I was driven by a desire to convince those struggling with their antiquated versions of Excel to upgrade to Microsoft 365. By demonstrating the traditional methods as well, it knew it would enable you to gain a sense of perspective—to show you how far Excel has come in a short period.
If you don’t have Microsoft 365, you cannot enjoy the pleasure of creating these new kinds of formulas. You are resigned to the clunky, cumbersome, and archaic approaches.
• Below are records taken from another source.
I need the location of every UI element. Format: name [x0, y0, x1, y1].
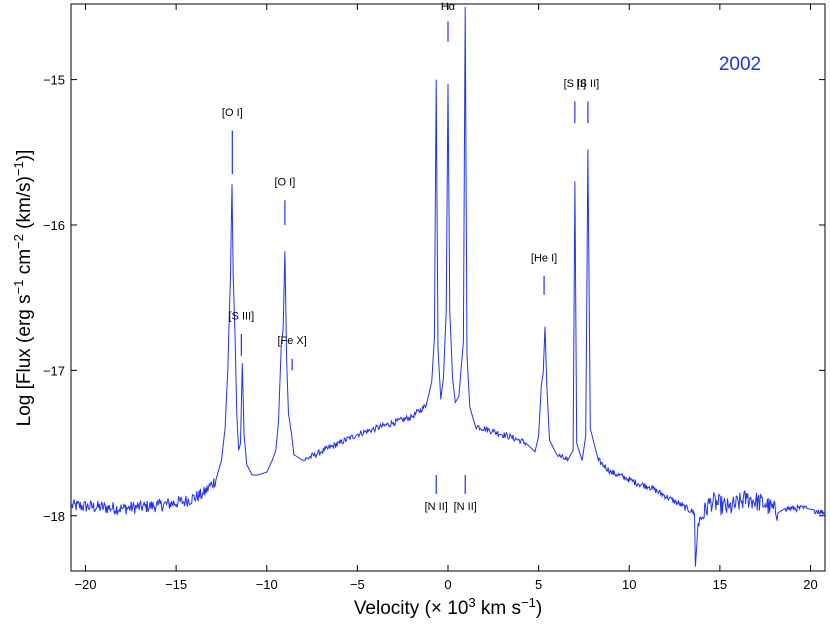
- axis-ticks: −20 −15 −10 −5 0 5 10 15 20 −15 −16 −17 −18: [43, 4, 825, 592]
- spectrum-line: [70, 6, 826, 567]
- x-tick-label: 20: [803, 577, 817, 592]
- x-tick-label: 5: [535, 577, 542, 592]
- x-tick-label: −15: [165, 577, 187, 592]
- line-id-label: Hα: [441, 1, 456, 13]
- x-tick-label: 10: [622, 577, 636, 592]
- x-tick-label: −10: [256, 577, 278, 592]
- year-label: 2002: [719, 54, 761, 75]
- y-tick-label: −16: [43, 218, 65, 233]
- line-id-label: [O I]: [274, 177, 295, 189]
- line-id-label: [N II]: [454, 501, 477, 513]
- line-id-label: [S II]: [577, 78, 600, 90]
- line-id-label: [O I]: [222, 107, 243, 119]
- y-tick-label: −15: [43, 73, 65, 88]
- series-layer: [70, 6, 826, 567]
- y-tick-label: −17: [43, 363, 65, 378]
- line-id-label: [S II]: [564, 78, 587, 90]
- x-tick-label: −20: [74, 577, 96, 592]
- line-id-label: [Fe X]: [277, 335, 306, 347]
- x-tick-label: −5: [350, 577, 365, 592]
- y-tick-label: −18: [43, 509, 65, 524]
- line-id-label: [He I]: [531, 252, 557, 264]
- line-annotations: [O I] [S III] [O I] [Fe X] Hα [N II] [N II] [He…: [222, 1, 599, 513]
- line-id-label: [S III]: [229, 310, 255, 322]
- line-id-label: [N II]: [425, 501, 448, 513]
- x-tick-label: 0: [444, 577, 451, 592]
- x-tick-label: 15: [713, 577, 727, 592]
- y-axis-label: Log [Flux (erg s−1 cm−2 (km/s)−1)]: [11, 150, 36, 427]
- x-axis-label: Velocity (× 103 km s−1): [354, 595, 542, 620]
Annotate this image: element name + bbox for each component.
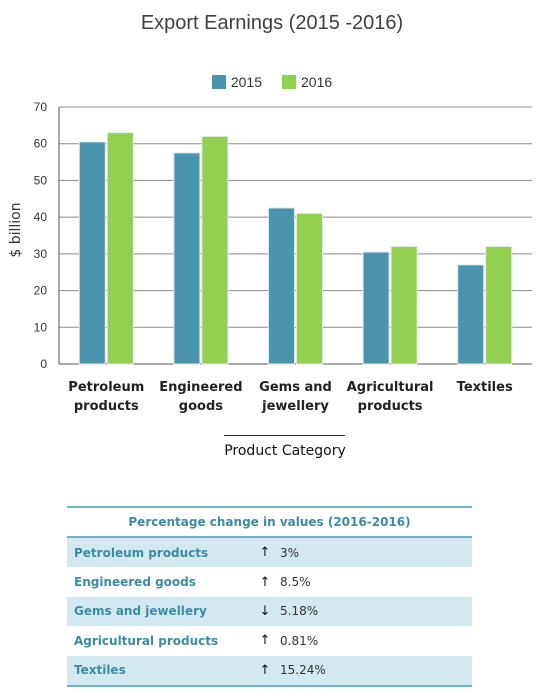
table-row-name: Agricultural products (74, 633, 219, 648)
table-row-value: 5.18% (280, 604, 319, 619)
table-row: Agricultural products ↑ 0.81% (67, 626, 472, 655)
bar-2016 (106, 132, 134, 365)
legend-swatch-2016 (282, 75, 296, 89)
table-row-name: Engineered goods (74, 575, 196, 590)
chart-legend: 2015 2016 (0, 74, 544, 90)
bar-2015 (457, 264, 485, 365)
table-row: Engineered goods ↑ 8.5% (67, 567, 472, 596)
table-row: Textiles ↑ 15.24% (67, 655, 472, 685)
bar-2015 (78, 141, 106, 365)
x-tick-label: Gems and (259, 380, 332, 395)
x-tick-label: Engineered (159, 380, 242, 395)
table-title: Percentage change in values (2016-2016) (67, 508, 472, 538)
y-tick-label: 50 (34, 173, 48, 187)
table-row-value: 3% (280, 545, 300, 560)
legend-label-2016: 2016 (301, 74, 333, 90)
table-row-name: Petroleum products (74, 545, 209, 560)
legend-item-2015: 2015 (211, 74, 262, 90)
table-row: Gems and jewellery ↓ 5.18% (67, 596, 472, 627)
arrow-down-icon: ↓ (259, 603, 271, 619)
x-tick-label: goods (179, 399, 223, 414)
x-tick-label: jewellery (261, 399, 329, 414)
table-row-value: 0.81% (280, 633, 319, 648)
table-row-value: 15.24% (280, 663, 326, 678)
legend-item-2016: 2016 (282, 74, 332, 90)
x-axis-caption-rule (224, 435, 345, 436)
bar-2015 (268, 207, 295, 365)
y-tick-label: 20 (34, 284, 48, 298)
bar-2016 (390, 246, 418, 365)
table-row-name: Gems and jewellery (74, 604, 207, 619)
x-tick-label: Petroleum (68, 380, 144, 395)
arrow-up-icon: ↑ (259, 545, 271, 561)
arrow-up-icon: ↑ (259, 574, 271, 590)
y-tick-label: 30 (34, 247, 48, 261)
bar-2016 (201, 135, 229, 365)
legend-swatch-2015 (211, 75, 226, 89)
x-tick-label: Agricultural (347, 380, 434, 395)
bar-chart: 0 10 20 30 40 50 60 70 Petroleum products Engineer… (34, 100, 532, 414)
table-row-name: Textiles (74, 663, 126, 678)
y-tick-label: 10 (34, 320, 48, 334)
table-row: Petroleum products ↑ 3% (67, 538, 472, 568)
x-tick-label: products (358, 399, 423, 414)
x-tick-label: products (74, 399, 139, 414)
bar-2016 (296, 212, 323, 365)
y-tick-label: 70 (34, 100, 48, 114)
bar-2015 (362, 251, 390, 365)
x-tick-label: Textiles (457, 380, 513, 395)
y-tick-label: 60 (34, 137, 48, 151)
legend-label-2015: 2015 (230, 74, 262, 90)
bar-2015 (173, 152, 201, 365)
x-axis-label: Product Category (224, 443, 346, 459)
percentage-change-table: Percentage change in values (2016-2016) … (67, 506, 472, 687)
y-tick-label: 0 (40, 357, 47, 371)
chart-title: Export Earnings (2015 -2016) (140, 12, 404, 34)
arrow-up-icon: ↑ (259, 662, 271, 678)
arrow-up-icon: ↑ (259, 633, 271, 649)
bar-2016 (485, 246, 513, 365)
table-row-value: 8.5% (280, 575, 311, 590)
y-tick-label: 40 (34, 210, 48, 224)
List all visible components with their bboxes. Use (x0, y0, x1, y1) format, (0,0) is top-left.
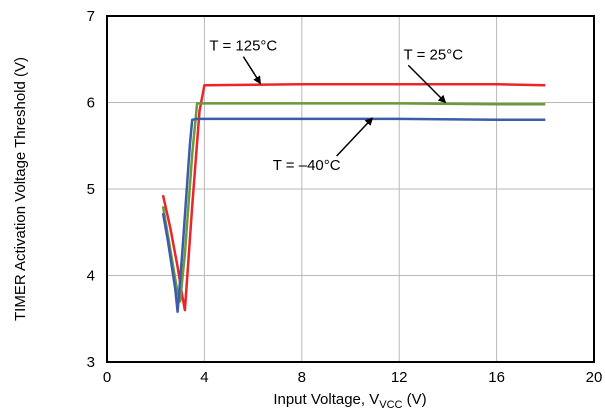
annotation-arrow (407, 64, 447, 104)
annotations: T = 125°C T = 25°C T = –40°C (209, 38, 463, 174)
annotation-label: T = –40°C (273, 157, 341, 174)
y-tick-label: 7 (87, 8, 95, 25)
x-tick-label: 8 (298, 369, 306, 386)
series-line-2 (161, 102, 546, 303)
y-axis-label: TIMER Activation Voltage Threshold (V) (12, 57, 29, 321)
plot-frame (106, 15, 595, 363)
y-tick-label: 4 (87, 268, 95, 285)
x-axis-label: Input Voltage, VVCC (V) (273, 391, 426, 410)
series-group (161, 83, 546, 314)
y-tick-label: 6 (87, 95, 95, 112)
x-tick-label: 0 (103, 369, 111, 386)
annotation-label: T = 25°C (404, 46, 464, 63)
x-tick-label: 4 (200, 369, 208, 386)
x-tick-label: 16 (488, 369, 505, 386)
x-tick-labels: 0 4 8 12 16 20 (103, 369, 603, 386)
series-line-3 (161, 117, 546, 314)
grid (107, 16, 594, 362)
y-tick-labels: 3 4 5 6 7 (87, 8, 95, 371)
y-tick-label: 3 (87, 354, 95, 371)
x-tick-label: 12 (391, 369, 408, 386)
annotation-arrow (242, 56, 262, 85)
annotation-arrow (336, 117, 374, 157)
series-line-1 (161, 83, 546, 312)
y-tick-label: 5 (87, 181, 95, 198)
x-tick-label: 20 (586, 369, 603, 386)
annotation-label: T = 125°C (209, 38, 277, 55)
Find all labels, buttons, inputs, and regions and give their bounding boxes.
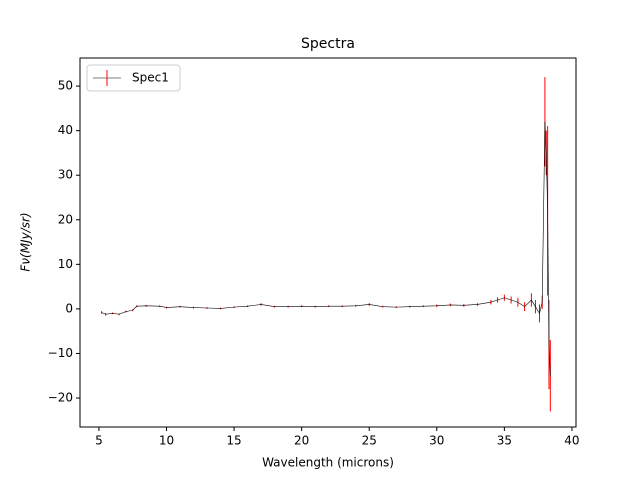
y-tick-label: 10 <box>58 257 73 271</box>
legend-label: Spec1 <box>132 71 169 85</box>
x-tick-label: 5 <box>95 434 103 448</box>
y-axis-label: Fν(MJy/sr) <box>19 212 33 271</box>
chart-title: Spectra <box>301 36 355 52</box>
plot-frame <box>79 57 577 428</box>
x-tick-label: 15 <box>226 434 241 448</box>
x-tick-label: 10 <box>159 434 174 448</box>
y-tick-label: 20 <box>58 212 73 226</box>
y-tick-label: 30 <box>58 168 73 182</box>
x-tick-label: 20 <box>294 434 309 448</box>
x-tick-label: 40 <box>564 434 579 448</box>
y-tick-label: 50 <box>58 79 73 93</box>
y-tick-label: 40 <box>58 123 73 137</box>
x-tick-label: 30 <box>429 434 444 448</box>
spectrum-line <box>101 121 551 376</box>
x-axis-label: Wavelength (microns) <box>262 456 394 470</box>
y-tick-label: −20 <box>48 391 73 405</box>
y-tick-label: −10 <box>48 346 73 360</box>
x-tick-label: 25 <box>362 434 377 448</box>
legend-box <box>86 64 181 92</box>
y-tick-label: 0 <box>65 301 73 315</box>
x-tick-label: 35 <box>497 434 512 448</box>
It’s like running through treacle: you work your arse off, but the progress you make is never representative of your effort.
Even if you construct a formula that mimics a modern one, I can bet my bottom dollar that—not only has it taken you considerably longer—but it’s bound to cause issues further down the line.
When I was tinkering with the traditional formulas, sometimes I would forget to double-press the fill handle on the first cell to update the others as well. I think it must be my mind that is so accustomed to a dynamic array way of thinking.
This is a classic error people make anyway. Thankfully, in modern Excel it isn’t a problem. The one formula = many cells approach mitigates the risk of making these kinds of mistakes.
If you’re not dynamic array-ready and still using formulaic approaches of the 1990s, it’s time to change…or get left behind.